The $13.6 trillion Treasury market is sending a signal it hasn’t flashed in more than four years.

The message: Shorter-dated debt is the place to be as traders gain confidence the Federal Reserve will keep interest rates on hold, at least through next week’s policy meeting. The extra yield investors demand to own 30-year rather than five-year securities, a measure of the yield curve, increased for a ninth straight day Wednesday. That’s the longest streak since 2012, data compiled by Bloomberg show.

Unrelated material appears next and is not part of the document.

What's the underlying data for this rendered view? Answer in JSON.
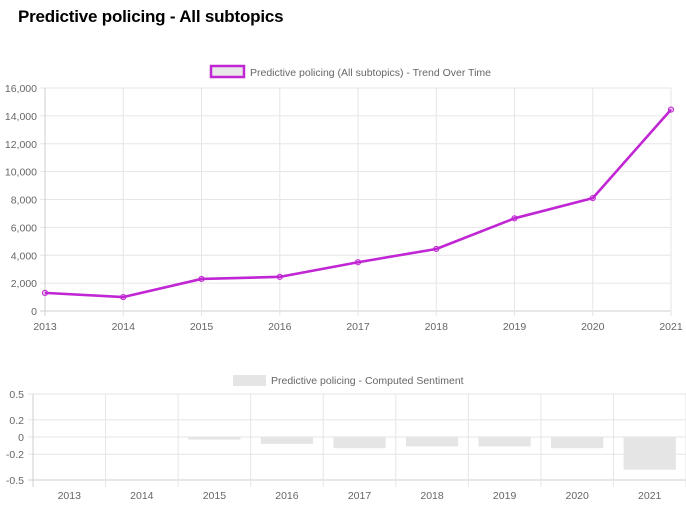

Traders are favoring shorter maturities as a Fed on hold is seen as potentially stoking inflation, which erodes the value of debt maturing decades in the future. There’s another reason those maturities are lagging behind: international central banks are showing reluctance to extend the expansionary monetary policies that drove yields in Europe and Asia to record lows and stoked demand for long bonds in the U.S., too.

“More than rates, the curve shape has been consistent, and telling a strong story,” said Aaron Kohli, a fixed-income strategist in New York at BMO Capital Markets Corp., one of the 23 primary dealers that trade with the Fed. "Everyone thinks the Fed will be on hold forever."

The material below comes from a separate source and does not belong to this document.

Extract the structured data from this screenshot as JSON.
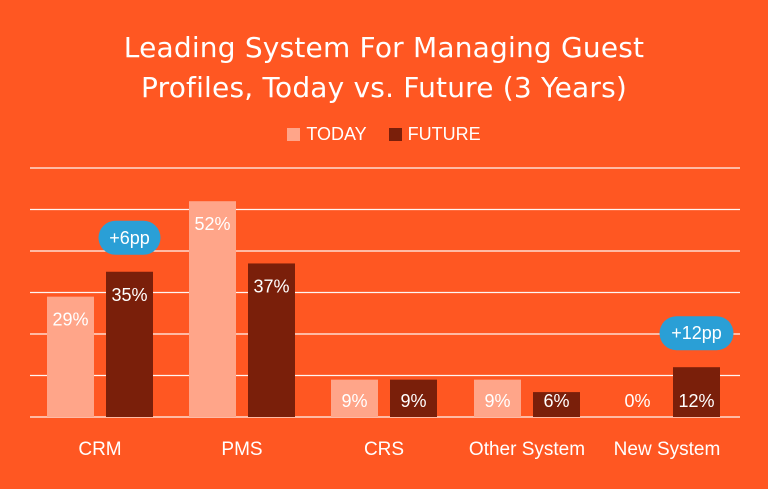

The yield on benchmark U.S. 10-year notes were little changed at 1.71 percent as of 6:51 a.m. in London on Thursday, based on data compiled by Bloomberg. The price of the 1.5 percent security due in August 2026 was 98 3/32.

September Revival

The spread between five- and 30-year yields is rebounding after contracting in August to the narrowest since the first quarter of 2015. It was at 124 basis points, up from as little as 102 basis points last month.

The last time the yield curve steepened this quickly, in August 2012, primary dealers were offloading billions in 30-year bonds to the Fed as part of its debt-buying program.

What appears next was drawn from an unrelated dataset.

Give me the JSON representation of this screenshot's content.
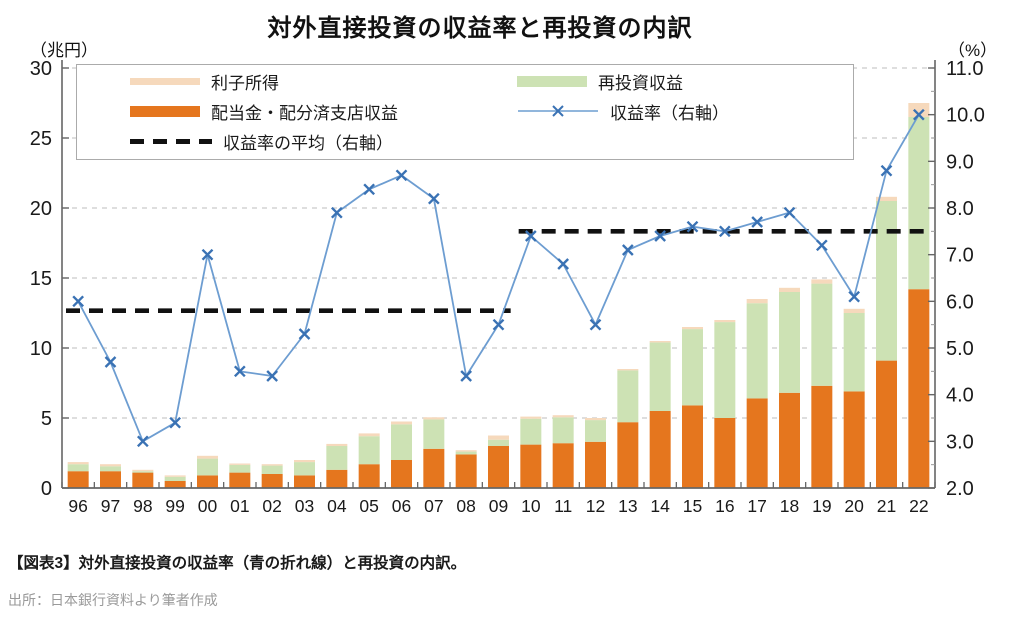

Futures signal around a one-in-five chance that the policy makers will raise rates when they meet on Sept. 20-21, amid tepid economic growth and restrained inflation. Fed Governor Lael Brainard, who spoke Sept. 12 in the central bank’s final scheduled comments before the gathering, said prudence is warranted in the Fed’s rate path as boosting borrowing costs poses risks.

Thirty-year Treasuries had their biggest two-day selloff in more than a year last week after European Central Bank President Mario Draghi disappointed investors who were anticipating an extension to the institution’s bond-purchase plan. In July, Bank of Japan Governor Haruhiko Kuroda opted against expanding the nation’s unprecedented easy money policies.